At provincial level, the administration was carried out through the institution of Iqta during the sultanate period and through the institution of mansab and jagir during the Mughal period. At the central level the sultan or the emperor had his own system of administration and there were many officers to assist him.
Economy
Agriculture formed the occupation of the bulk of the people. An increase in agricultural production was sought through expansion of agriculture in newer areas. The peasants produced a large variety of food crops, cash crops, fruits, vegetables and spices.

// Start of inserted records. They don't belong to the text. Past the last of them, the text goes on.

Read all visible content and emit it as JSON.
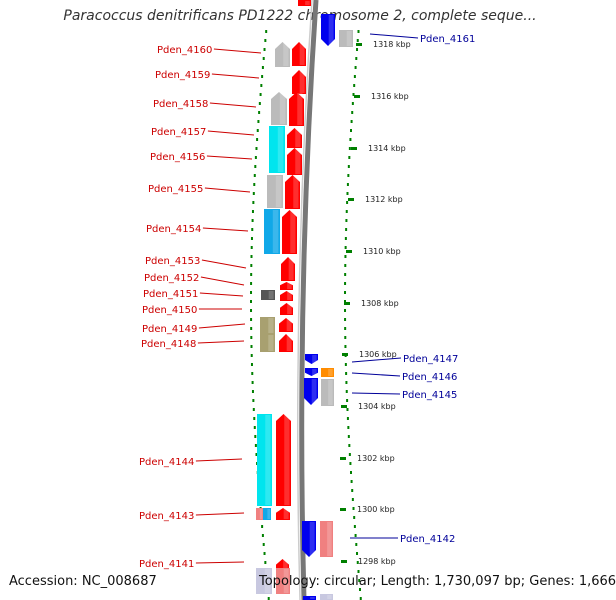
{
  "title": "Paracoccus denitrificans PD1222 chromosome 2, complete seque...",
  "footer": {
    "accession": "Accession: NC_008687",
    "summary": "Topology: circular; Length: 1,730,097 bp; Genes: 1,666"
  },
  "colors": {
    "left_label": "#cc0000",
    "right_label": "#000099",
    "guide": "#008000",
    "backbone": "#777777",
    "red": "#ff0000",
    "grey": "#bbbbbb",
    "cyan": "#00e5ee",
    "sky": "#10a8e8",
    "olive": "#a8a070",
    "darkgrey": "#555555",
    "blue": "#0000ee",
    "orange": "#ff8c00",
    "pink": "#f08080",
    "lavender": "#c8c8e0"
  },
  "ticks": [
    "1318 kbp",
    "1316 kbp",
    "1314 kbp",
    "1312 kbp",
    "1310 kbp",
    "1308 kbp",
    "1306 kbp",
    "1304 kbp",
    "1302 kbp",
    "1300 kbp",
    "1298 kbp"
  ],
  "left_labels": [
    "Pden_4160",
    "Pden_4159",
    "Pden_4158",
    "Pden_4157",
    "Pden_4156",
    "Pden_4155",
    "Pden_4154",
    "Pden_4153",
    "Pden_4152",
    "Pden_4151",
    "Pden_4150",
    "Pden_4149",
    "Pden_4148",
    "Pden_4144",
    "Pden_4143",
    "Pden_4141"
  ],
  "right_labels": [
    "Pden_4161",
    "Pden_4147",
    "Pden_4146",
    "Pden_4145",
    "Pden_4142"
  ]
}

The state derived the largest part of its income from land revenue. The land revenue administration was streamlined and elaborately developed as a result of some of the pioneering efforts made in this field by rulers like Alauddin Khalji, Sher Shah Suri and Akbar.
Textile, mining and metallurgy, ship-building, construction works, arms and armour manufacturing, were some of the prominent crafts practised during this period. Craft production was organised at various levels of village, towns and the state, wherein state owned artisanal workshops (royal Karkhanas) produced commodities for the consumption of the ruling elite.
In the field of commerce India had trade links with contemporary central Asia, China, South-east Asia and Europe. The European trading companies viz., the Portuguese, English, Dutch and French, and their participation in the Indian, Intra-Asian, and Euro-Asian trade influenced Indian commence.
Culture and Religious Life
The Medieval period witnessed a great synthesis of traditions in culture and religion. The Bhakti movement and Sufism in religious sphere.
Language, literature, art, architecture music and dance also bore out this trend of synthesis between different traditions.
Under the Mughals, painting was organised in the royal karkhanas and painters were on government payroll.
Another fascinating aspect of cultural life in medieval India is reflected in its Indo-Islamic architecture, new features like the arch and the dome were combined with the use of Hindu motifs like bell, lotus swastika, and kalash or water pot.
The Bhakti and Sufi tradition also gave an inputs to new devotional styles of music.